Business investment was also lamentable, as company bosses kept their hands in their pockets and lapped up the tax break.
Surely now that the tax move is occurring in the opposite direction, it might be reasonable to expect those companies which are making good profits not to make their staff or potential employees foot the bill for the rise in national insurance contributions. Especially so given workers did not share in the bonanza when companies were benefiting from those Tory cuts in corporation tax in the wake of the global financial crisis at a time when the population as a whole was being laid low by the Conservatives' austerity.
Clearly, passing the increased costs arising from the national insurance hike on to customers is more palatable than companies taking it out on their employees. However, here again, companies should consider whether they need to do this, and indeed whether it is in the long-term interests of the business.
The same applies in the context of restricting employee remuneration or cutting workforces to a point where remaining staff are over-burdened.
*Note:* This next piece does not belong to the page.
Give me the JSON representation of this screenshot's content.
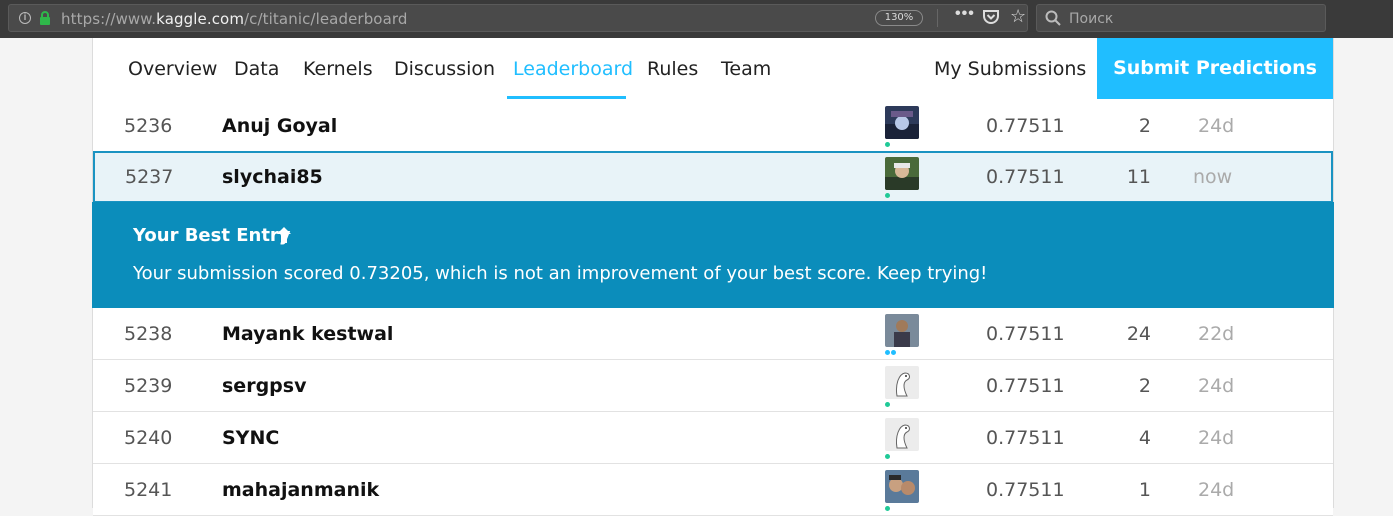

In sectors where there is plenty of staff mobility, companies should remember that employees can vote with their feet.
Also, from an economic standpoint, it is lamentable if companies which could afford to do otherwise look to employees' pockets to pay for the rise in national insurance contributions.
Household finances are under enough pressure without employees bearing this burden.
These are the people who spend their money on the goods and services offered by companies. This is something which on occasion seems to be forgotten by those business leaders with magpie-like eyes on the bottom line, who often take too much of a short-term view and squeeze out too much profit to the long-term detriment of the enterprise.